Of course, critical thinking and doubt can have different shades as perceived by different people, from "everything is terrible" to "how can it be improved". But we tried to encourage the empowering element of it in people by focusing on realistic proactive steps they can take towards making those changes.
Mindset change: fear to vision

This chain of carefully manufactured steps fed into a larger transformation not only of people’s mindset but also of particular ways of working. It changed the way we see our researcher roles within the company and opened the door for further personal growth and benefits to the business.

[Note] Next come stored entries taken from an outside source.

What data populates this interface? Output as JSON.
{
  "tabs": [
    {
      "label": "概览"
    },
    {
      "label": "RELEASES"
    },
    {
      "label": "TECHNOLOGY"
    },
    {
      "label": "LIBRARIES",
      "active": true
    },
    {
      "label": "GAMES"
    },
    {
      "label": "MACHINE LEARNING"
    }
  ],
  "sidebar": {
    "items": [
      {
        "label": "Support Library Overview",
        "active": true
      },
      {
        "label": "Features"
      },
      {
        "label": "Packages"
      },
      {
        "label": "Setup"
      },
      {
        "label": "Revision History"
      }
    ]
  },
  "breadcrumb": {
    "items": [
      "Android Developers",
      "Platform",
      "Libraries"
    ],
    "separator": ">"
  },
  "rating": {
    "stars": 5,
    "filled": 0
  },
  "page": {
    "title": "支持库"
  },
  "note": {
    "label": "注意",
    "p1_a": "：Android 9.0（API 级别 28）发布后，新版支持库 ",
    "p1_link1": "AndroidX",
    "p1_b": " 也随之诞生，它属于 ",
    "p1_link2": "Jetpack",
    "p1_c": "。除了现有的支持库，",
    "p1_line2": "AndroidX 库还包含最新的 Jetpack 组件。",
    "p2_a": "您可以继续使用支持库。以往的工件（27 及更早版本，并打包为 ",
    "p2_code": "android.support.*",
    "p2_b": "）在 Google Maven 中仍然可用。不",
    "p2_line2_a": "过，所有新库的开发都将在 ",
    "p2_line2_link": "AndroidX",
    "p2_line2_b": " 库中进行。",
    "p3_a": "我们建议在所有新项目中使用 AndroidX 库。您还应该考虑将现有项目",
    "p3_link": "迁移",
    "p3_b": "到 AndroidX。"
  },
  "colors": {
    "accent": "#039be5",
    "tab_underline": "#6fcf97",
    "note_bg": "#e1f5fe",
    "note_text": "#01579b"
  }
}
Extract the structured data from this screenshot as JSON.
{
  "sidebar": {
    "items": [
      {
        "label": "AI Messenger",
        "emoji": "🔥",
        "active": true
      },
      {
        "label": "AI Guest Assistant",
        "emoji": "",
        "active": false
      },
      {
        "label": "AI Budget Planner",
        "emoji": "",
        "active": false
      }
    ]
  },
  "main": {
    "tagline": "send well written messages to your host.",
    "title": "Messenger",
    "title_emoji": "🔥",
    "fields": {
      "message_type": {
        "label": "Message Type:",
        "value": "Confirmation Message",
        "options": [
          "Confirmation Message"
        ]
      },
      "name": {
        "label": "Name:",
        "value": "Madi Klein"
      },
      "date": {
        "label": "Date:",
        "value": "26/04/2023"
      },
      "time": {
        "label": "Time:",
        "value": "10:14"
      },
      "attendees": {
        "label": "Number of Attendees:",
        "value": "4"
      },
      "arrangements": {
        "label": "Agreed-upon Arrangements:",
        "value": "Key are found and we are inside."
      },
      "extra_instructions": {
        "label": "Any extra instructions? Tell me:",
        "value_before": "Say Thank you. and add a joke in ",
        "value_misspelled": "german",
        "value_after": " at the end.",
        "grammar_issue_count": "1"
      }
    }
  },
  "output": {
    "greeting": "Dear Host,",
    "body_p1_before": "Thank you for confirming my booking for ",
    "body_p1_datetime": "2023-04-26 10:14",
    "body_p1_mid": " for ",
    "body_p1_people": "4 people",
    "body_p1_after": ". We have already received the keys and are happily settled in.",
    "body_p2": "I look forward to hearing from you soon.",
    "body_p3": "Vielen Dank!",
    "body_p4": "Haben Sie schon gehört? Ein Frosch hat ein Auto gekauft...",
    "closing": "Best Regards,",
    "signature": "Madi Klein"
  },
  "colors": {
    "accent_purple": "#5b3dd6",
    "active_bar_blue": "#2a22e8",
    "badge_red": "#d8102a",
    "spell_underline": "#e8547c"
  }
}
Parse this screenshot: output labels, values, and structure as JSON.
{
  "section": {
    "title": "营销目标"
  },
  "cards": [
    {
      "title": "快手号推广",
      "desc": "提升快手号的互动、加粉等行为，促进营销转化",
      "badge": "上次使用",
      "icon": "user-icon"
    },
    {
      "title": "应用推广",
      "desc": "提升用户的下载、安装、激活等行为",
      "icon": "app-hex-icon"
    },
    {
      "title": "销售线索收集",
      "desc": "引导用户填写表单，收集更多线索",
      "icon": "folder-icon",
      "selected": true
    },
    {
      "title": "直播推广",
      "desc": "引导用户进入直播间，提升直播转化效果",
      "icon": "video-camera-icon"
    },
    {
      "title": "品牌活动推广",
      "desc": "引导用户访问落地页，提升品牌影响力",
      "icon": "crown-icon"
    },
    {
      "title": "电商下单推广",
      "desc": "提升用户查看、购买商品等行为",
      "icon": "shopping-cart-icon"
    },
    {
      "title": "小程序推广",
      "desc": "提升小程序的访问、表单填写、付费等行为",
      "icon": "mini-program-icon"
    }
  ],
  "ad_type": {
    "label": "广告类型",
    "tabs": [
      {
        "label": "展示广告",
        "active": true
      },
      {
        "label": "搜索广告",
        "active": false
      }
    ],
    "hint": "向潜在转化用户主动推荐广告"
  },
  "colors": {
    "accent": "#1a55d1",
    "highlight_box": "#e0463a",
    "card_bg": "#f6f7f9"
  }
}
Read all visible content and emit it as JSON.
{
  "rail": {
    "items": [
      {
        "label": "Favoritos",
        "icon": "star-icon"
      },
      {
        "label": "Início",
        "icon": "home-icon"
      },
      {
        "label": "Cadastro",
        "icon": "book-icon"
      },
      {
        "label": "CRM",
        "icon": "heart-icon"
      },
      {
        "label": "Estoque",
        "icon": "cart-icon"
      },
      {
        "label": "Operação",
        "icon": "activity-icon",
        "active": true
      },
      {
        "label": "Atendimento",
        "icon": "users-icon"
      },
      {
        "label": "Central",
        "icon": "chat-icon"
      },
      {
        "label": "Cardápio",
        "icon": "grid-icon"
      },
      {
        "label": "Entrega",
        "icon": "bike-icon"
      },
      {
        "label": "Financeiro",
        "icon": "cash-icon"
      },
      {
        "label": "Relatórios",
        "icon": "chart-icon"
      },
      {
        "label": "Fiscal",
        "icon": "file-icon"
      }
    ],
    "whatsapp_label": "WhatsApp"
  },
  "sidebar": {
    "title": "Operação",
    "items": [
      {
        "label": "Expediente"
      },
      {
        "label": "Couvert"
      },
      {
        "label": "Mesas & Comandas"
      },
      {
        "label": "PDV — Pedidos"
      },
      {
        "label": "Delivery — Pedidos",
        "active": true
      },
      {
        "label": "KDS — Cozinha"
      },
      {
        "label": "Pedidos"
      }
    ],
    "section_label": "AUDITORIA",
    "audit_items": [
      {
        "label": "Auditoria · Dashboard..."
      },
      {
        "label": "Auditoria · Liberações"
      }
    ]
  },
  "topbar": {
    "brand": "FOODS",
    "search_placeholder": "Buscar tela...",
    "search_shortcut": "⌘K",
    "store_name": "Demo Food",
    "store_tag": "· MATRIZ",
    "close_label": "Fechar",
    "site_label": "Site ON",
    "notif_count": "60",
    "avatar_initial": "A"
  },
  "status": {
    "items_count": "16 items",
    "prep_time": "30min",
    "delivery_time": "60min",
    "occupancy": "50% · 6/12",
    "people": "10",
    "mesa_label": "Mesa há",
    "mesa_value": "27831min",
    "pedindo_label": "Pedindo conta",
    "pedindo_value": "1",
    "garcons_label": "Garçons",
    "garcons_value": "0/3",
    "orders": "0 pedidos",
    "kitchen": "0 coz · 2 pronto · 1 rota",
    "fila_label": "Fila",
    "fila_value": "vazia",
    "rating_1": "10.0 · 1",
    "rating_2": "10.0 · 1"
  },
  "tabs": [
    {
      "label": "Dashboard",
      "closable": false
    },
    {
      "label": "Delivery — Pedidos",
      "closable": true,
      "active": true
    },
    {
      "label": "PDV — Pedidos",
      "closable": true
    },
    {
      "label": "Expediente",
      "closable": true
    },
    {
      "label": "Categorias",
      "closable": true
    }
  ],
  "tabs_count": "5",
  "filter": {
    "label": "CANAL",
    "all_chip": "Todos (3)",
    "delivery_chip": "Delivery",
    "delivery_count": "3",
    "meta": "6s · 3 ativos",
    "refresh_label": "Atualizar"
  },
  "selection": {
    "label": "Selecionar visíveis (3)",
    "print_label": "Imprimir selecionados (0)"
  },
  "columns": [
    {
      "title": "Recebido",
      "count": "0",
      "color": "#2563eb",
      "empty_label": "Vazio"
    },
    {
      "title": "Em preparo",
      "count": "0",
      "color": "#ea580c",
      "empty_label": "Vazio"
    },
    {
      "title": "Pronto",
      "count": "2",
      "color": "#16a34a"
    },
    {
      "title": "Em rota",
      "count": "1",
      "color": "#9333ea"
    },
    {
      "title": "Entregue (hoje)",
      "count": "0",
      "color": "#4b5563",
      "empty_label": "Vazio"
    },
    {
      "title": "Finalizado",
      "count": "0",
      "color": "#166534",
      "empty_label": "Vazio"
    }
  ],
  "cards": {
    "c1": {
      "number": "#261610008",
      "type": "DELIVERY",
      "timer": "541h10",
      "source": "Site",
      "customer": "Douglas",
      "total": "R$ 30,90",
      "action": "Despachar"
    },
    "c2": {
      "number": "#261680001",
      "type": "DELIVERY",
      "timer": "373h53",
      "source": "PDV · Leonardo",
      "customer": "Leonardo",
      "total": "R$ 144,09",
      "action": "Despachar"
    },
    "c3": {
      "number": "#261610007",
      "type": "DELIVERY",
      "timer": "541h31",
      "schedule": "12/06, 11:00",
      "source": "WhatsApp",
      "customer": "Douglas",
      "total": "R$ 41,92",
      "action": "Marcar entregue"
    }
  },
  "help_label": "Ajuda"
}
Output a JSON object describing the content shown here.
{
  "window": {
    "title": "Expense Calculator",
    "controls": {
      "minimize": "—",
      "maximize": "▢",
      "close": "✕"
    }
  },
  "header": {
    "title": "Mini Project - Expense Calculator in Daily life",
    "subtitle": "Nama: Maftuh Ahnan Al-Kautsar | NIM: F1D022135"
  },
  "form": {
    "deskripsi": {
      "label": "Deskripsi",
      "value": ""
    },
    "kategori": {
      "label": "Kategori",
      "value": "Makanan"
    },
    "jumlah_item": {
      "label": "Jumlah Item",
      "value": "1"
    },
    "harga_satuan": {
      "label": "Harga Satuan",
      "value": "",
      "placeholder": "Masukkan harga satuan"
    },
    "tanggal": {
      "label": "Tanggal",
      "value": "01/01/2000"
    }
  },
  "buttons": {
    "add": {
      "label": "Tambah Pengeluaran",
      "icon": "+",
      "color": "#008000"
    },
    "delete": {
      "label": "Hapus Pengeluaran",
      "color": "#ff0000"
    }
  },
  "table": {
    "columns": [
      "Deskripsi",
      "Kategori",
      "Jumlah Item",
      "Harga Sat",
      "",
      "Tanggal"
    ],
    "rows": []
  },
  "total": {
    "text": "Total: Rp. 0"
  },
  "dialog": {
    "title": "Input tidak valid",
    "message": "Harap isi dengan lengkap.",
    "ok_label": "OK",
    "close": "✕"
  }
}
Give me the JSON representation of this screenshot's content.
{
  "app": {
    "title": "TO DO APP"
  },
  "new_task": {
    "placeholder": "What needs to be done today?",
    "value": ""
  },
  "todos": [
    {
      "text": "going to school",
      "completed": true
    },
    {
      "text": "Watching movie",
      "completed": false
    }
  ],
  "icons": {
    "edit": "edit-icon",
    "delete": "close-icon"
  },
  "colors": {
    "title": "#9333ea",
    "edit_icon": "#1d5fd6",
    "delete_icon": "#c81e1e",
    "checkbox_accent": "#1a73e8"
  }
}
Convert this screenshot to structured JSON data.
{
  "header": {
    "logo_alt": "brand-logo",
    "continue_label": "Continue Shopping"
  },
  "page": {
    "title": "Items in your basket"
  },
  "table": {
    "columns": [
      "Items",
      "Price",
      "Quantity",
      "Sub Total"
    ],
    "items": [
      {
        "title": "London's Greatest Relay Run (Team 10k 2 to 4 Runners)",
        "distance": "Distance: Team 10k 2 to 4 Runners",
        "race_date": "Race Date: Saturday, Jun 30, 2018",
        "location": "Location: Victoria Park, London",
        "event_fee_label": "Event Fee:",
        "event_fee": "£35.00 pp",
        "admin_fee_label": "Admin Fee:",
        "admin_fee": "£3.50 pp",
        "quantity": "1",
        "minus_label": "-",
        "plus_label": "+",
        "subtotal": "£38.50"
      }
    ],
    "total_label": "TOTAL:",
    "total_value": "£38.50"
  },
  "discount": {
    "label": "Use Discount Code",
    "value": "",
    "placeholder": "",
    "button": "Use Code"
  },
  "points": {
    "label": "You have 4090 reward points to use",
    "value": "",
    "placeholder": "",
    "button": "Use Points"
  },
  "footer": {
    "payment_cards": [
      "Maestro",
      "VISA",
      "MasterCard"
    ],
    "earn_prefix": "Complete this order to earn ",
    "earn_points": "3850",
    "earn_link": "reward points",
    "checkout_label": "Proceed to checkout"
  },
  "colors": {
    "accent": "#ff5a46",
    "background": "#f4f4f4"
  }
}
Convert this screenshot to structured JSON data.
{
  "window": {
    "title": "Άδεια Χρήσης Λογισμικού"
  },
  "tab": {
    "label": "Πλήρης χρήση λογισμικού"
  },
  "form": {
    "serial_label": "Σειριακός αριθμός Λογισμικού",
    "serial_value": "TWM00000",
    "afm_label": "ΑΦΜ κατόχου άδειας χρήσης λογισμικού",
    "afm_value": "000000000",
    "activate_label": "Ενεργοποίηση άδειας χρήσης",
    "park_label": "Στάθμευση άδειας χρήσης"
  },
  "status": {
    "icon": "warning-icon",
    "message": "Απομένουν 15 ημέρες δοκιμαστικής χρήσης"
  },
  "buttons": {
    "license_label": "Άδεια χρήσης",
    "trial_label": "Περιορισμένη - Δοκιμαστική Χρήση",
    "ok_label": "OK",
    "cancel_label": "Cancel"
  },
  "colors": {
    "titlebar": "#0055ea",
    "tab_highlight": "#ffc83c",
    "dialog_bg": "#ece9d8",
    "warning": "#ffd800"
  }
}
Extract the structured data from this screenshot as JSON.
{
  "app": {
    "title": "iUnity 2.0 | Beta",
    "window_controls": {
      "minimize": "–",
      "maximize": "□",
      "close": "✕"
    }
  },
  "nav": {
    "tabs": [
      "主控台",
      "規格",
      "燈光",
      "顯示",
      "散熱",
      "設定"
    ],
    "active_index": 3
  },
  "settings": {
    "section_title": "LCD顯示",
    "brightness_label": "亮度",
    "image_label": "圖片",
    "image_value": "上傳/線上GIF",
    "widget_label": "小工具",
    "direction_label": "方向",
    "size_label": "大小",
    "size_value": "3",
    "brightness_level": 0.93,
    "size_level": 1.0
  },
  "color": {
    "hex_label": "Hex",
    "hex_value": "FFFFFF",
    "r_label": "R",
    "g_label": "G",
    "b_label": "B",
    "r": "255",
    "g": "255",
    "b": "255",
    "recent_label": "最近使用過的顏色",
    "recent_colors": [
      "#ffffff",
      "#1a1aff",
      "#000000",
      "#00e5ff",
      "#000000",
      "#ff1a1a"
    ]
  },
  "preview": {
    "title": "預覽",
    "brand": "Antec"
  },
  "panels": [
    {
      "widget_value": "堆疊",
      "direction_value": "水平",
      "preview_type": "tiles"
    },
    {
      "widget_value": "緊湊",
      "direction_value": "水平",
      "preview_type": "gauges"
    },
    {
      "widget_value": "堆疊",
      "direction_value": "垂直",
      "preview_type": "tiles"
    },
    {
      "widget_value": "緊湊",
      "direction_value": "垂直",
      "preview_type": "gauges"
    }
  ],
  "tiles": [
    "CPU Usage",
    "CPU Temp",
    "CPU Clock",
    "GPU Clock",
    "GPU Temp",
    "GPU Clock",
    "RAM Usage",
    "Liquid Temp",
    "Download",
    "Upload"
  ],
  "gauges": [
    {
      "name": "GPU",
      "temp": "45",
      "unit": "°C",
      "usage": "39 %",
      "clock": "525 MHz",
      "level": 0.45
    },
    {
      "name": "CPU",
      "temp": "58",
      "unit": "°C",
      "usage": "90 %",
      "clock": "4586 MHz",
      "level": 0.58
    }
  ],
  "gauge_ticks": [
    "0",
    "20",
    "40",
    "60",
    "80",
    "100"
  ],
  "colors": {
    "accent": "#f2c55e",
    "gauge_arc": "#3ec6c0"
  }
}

For example, today I feel very strongly about the idea of automation and outsourcing monkey work to external solutions and algorithms. However, automation isn’t about passing the responsibility but it is about freeing time and resources to clear that valuable head space for more strategic, visionary thinking and decision making.

"Work smart and aim not to do any work, because you will always have something to do". :) This great piece of comedy wisdom emphasises the need to free your time as much as possible to make space for other, higher, better type of work. The newfound time can significantly transform the researcher role to:

Create an internal service to help other people within the business solve their problems effectively. Roughly speaking, in this case the researcher role will be shifting towards a product owner role.

  • Automation of standardised processes — removing routine tasks thus enhancing productivity.
  • Creating intuitive interfaces for business users in terms of processes and format of interaction.
  • Mastering new tools and data resources for decision making

Develop strategic skills. Often researchers are immersed in the industry data and have an in depth understanding of client needs. However, we tend to do all of that analysis for someone else, suggesting how to act on those insights. It is time to stop being afraid to make real business recommendations to companies and embrace your inner consultant and expert.

Become a product owner of internal tools focusing on understanding your internal client’s needs and on developing the product to address their key pains.

As a researcher you could focus on strategic research and deep understanding of consumers, i.e. those rare exciting projects which you never have time for.